Before moving into its current location, in the hip Condesa neighborhood, Maizajo was in a small warehouse in the northern borough of Azcapotzalco. The original spot was dedicated to nixtamalizing non-GMO heirloom corn and making masa and tortillas for wholesale and retail. Owner-chef Santiago Muñoz also sold a few snacks, including tamales. In Condesa, though, he has two floors to play with. The upper level houses a fine-dining, corn-focused restaurant. The ground floor is a taqueria buzzing with cooks preparing everything from tortillas to French fries.

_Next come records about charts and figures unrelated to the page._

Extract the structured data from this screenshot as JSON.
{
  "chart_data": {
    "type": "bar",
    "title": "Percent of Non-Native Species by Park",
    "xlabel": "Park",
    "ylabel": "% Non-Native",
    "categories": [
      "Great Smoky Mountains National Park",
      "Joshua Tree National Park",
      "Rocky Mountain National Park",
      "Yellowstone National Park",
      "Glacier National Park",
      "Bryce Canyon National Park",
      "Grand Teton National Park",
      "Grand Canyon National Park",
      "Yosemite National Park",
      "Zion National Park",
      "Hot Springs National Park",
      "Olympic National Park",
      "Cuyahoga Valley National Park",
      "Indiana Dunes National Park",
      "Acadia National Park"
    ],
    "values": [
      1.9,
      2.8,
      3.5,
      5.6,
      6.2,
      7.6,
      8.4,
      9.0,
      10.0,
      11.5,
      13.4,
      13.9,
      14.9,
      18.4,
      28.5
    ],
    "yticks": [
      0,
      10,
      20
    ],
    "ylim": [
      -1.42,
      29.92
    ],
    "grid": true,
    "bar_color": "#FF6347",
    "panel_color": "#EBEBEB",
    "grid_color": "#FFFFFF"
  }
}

In fact, shoestring fries are served atop the beef milanesa taco along with a salsa of your choice—go for the salsa macha


Taco de Piña

Comadre Panadería, Austin

Not all taco fillings are served on tortillas. The traditional pan dulce known as a taco de piña is a flaky puff pastry with a filling of pineapple jam. The version sold at Comadre Panadería might be the best “breakfast taco.”

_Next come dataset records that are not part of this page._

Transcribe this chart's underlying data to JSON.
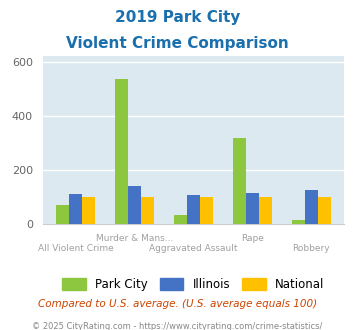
{
  "title_line1": "2019 Park City",
  "title_line2": "Violent Crime Comparison",
  "categories": [
    "All Violent Crime",
    "Murder & Mans...",
    "Aggravated Assault",
    "Rape",
    "Robbery"
  ],
  "park_city": [
    70,
    537,
    35,
    318,
    18
  ],
  "illinois": [
    113,
    140,
    108,
    115,
    128
  ],
  "national": [
    100,
    100,
    100,
    100,
    100
  ],
  "colors": {
    "park_city": "#8dc63f",
    "illinois": "#4472c4",
    "national": "#ffc000"
  },
  "ylim": [
    0,
    620
  ],
  "yticks": [
    0,
    200,
    400,
    600
  ],
  "background_color": "#dce9f0",
  "grid_color": "#ffffff",
  "title_color": "#1a6fad",
  "xlabel_color": "#a0a0a0",
  "legend_labels": [
    "Park City",
    "Illinois",
    "National"
  ],
  "note": "Compared to U.S. average. (U.S. average equals 100)",
  "footer": "© 2025 CityRating.com - https://www.cityrating.com/crime-statistics/",
  "note_color": "#cc4400",
  "footer_color": "#888888"
}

Favorite Mexican and Tex-Mex Bites of 2024Favorite Mexican and Tex-Mex Bites of 2024
The Tres Leches del Desierto, at Don Artemio.Photograph by José R. Ralat

Tres Leches del Desierto

Don Artemio, Fort Worth

This classic dessert gets an imaginative turn with chunks of cake, instead of a flat layer, and a ring of berries. The cherry on top is actually ice cream molded into the shape of an ancient ammonite shell uncovered near Don Artemio’s original location, in Saltillo, Mexico. I tried to lift the bowl and slurp the melted ice cream and milk without anyone noticing but was quickly called out for being rude.


Trompo Negro Fuego Tacos

Tacos Del Valle, Mexico City

My teenage son and I had just finished eating great ramen for an exorbitant price in Mexico City when we turned the corner and encountered the Monterrey-style taqueria Tacos Del Valle. Although there were three trompo tacos, it was the pastor de recado negro tacos, topped with finely crushed Takis, that won our hearts and stomachs. Each razor-thin slice of trompo meat was dark and charred on the exterior and tender and off-white at the center, and the pieces were highlighted by the brilliant orange color of the chips on homey, flower-print plates.